Hong Kong braced for high winds and possible flooding as the biggest typhoon of the year so far raced toward the Asian financial and travel hub, clipping Taiwan and the Philippines as it roared between them early Saturday.
China's National Meteorological Center announced a red alert, its highest level, as Typhoon Usagi maintained its track towards the manufacturing heartland of the Pearl River Delta.
Typhoon Usagi weakened from a super typhoon, those with sustained winds of more than 150 mph, and veered westward during the day -- likely sparing southern Taiwan from the most destructive winds near its eye. At least two people were killed in the Philippines, and two others were missing.
By Saturday evening, Asia-Pacific time, the storm had maximum sustained winds of 108 mph and gusts of up to 131 mph, and was 94 miles southwest of Taiwan's southernmost point, the Central Weather Bureau said. Gusts exceeding 144 mph were recorded on the Taiwanese island of Lanyu.
Typhoon Usagi has a massive diameter of 680 miles, and is the equivalent of a Category 4 storm on the five-level Saffir-Simpson scale used to measure hurricanes in the Western Hemisphere.
Taiwan's Central Weather Bureau warned people to expect up to 47 inches of rain. The storm has already dumped up 20 inches of rain along its eastern and southern coasts in a 20-hour period.
Officials in Hong Kong said Typhoon Usagi poses a "severe threat" to the Chinese city of 7 million people.
State media said nearly 23,000 fishing boats have taken shelter in China’s Fujian province, and more than 4,000 people have been evacuated from coastal areas.

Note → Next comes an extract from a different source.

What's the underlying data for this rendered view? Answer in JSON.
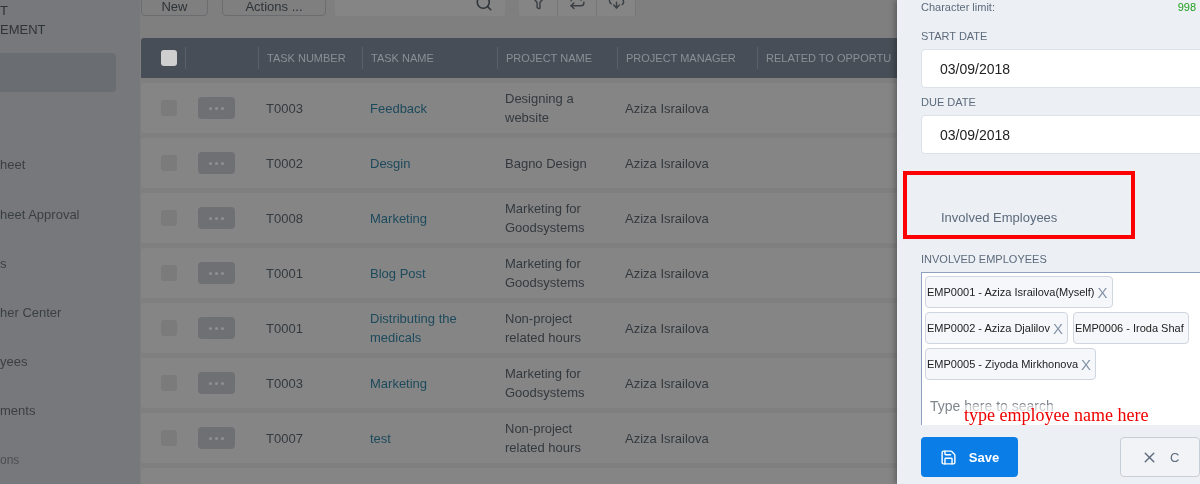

The U.S. Navy’s warning center predicted that Usagi will make landfall near Hong Kong early Monday morning with slightly reduced but still dangerous sustained winds of 113 mph.

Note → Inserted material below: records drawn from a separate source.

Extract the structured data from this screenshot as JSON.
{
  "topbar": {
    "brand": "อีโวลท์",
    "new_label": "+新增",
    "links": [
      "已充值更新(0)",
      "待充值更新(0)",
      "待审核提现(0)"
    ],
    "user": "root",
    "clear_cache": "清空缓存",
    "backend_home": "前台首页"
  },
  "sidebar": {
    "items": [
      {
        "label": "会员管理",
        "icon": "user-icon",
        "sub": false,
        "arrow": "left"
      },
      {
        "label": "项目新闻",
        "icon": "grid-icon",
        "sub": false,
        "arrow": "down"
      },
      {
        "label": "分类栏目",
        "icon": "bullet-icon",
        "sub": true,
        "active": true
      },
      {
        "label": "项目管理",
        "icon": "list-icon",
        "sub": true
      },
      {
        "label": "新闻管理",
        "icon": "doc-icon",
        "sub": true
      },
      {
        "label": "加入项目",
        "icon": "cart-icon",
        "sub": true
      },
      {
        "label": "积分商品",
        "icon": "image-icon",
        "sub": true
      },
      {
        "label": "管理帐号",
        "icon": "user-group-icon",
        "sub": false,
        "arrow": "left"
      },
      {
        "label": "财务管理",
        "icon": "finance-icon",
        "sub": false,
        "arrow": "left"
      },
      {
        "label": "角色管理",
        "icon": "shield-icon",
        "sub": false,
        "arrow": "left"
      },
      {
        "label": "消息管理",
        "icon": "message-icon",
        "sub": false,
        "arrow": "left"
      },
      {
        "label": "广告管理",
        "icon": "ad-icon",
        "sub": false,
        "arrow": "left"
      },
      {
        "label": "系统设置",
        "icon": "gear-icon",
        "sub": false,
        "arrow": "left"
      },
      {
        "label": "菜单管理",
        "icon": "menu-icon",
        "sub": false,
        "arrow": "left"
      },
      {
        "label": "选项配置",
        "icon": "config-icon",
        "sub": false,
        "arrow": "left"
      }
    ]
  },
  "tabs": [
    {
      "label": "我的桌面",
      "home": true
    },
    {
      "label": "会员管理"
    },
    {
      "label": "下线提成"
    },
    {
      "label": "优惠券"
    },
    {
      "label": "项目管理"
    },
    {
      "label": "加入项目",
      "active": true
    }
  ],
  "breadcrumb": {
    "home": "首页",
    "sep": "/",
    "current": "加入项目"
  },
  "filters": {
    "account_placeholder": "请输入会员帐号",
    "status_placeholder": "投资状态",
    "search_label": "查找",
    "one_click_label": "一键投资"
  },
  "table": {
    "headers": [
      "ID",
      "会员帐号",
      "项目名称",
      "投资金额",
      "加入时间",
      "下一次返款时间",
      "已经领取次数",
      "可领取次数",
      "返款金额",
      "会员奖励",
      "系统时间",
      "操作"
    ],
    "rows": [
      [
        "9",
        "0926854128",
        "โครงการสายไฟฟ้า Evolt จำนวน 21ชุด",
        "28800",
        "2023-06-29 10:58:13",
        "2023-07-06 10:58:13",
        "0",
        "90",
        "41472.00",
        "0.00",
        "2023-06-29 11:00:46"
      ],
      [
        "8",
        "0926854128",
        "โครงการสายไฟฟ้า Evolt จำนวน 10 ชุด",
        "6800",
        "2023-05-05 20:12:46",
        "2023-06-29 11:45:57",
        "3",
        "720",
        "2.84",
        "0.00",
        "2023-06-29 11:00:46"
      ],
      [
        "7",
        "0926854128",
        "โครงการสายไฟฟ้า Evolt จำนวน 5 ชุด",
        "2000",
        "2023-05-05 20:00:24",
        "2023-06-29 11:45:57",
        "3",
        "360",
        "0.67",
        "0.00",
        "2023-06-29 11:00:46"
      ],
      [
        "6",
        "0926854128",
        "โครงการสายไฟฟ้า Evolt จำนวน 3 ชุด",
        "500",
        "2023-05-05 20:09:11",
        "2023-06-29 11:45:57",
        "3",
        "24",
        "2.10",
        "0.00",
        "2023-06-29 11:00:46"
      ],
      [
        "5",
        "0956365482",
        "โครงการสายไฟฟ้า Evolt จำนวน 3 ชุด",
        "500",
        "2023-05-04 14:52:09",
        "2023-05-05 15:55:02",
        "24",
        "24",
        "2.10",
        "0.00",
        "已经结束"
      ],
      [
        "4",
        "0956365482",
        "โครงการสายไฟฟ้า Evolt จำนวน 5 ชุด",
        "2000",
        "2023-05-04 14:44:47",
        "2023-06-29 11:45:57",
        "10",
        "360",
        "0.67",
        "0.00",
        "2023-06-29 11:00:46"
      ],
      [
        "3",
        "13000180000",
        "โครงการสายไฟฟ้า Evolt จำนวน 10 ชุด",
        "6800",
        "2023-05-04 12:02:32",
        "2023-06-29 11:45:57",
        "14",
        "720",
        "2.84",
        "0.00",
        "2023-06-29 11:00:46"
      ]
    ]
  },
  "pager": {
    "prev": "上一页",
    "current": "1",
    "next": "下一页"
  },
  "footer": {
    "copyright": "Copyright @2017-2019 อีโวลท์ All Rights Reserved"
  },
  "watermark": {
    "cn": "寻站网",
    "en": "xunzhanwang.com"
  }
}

With the exception of one cancelled flight, Cathay Pacific Airways and Dragonair said flights Saturday were unaffected. However, both airlines said flights to and from Hong Kong International Airport would be canceled 6 p.m. Sunday and only resume when conditions permit.
In Taiwan, more than 3,000 people were evacuated from flood-prone areas and mountainous regions, as the government deployed military personnel into potential disaster zones.
Local officials closed mountain highways blocked by landslides and suspended train services connecting the east and west coasts as power outages and rising floodwaters affected thousands of homes. Rivers swollen with fast-moving water and debris thrown down from steep and unstable mountain areas threatened bridges on both sides of the island.
In the Philippines, a 50-year-old man and a 20-year-old woman drowned when a passenger boat capsized in rough waters off northeastern Aurora province, the Office of Civil Defense said Saturday. Two other people were missing from the boat which capsized Friday.
Typhoon Usagi blew out of the country late Saturday after triggering landslides and floods, uprooting trees, and damaging houses, roads and bridges in parts of the northern and central Philippines.
Tropical storms pound eastern Asia each year. Typhoon Bopha caused floods and landslides that left 1,800 people dead or missing -- and displace nearly a million people -- in the southern Philippines last year.
In 2009, Typhoon Morakot killed about 600 people in Taiwan, most of them buried in huge landslides, in one of the island’s worst disasters in recent years.
Typhoons are frequent but rarely deadly in Hong Kong, where the storms occasionally disrupt travel and business in the crucial regional hub. In 1971, Typhoon Rose killed 110 people in the city, which was a British colony until it returned to Chinese rule in 1997.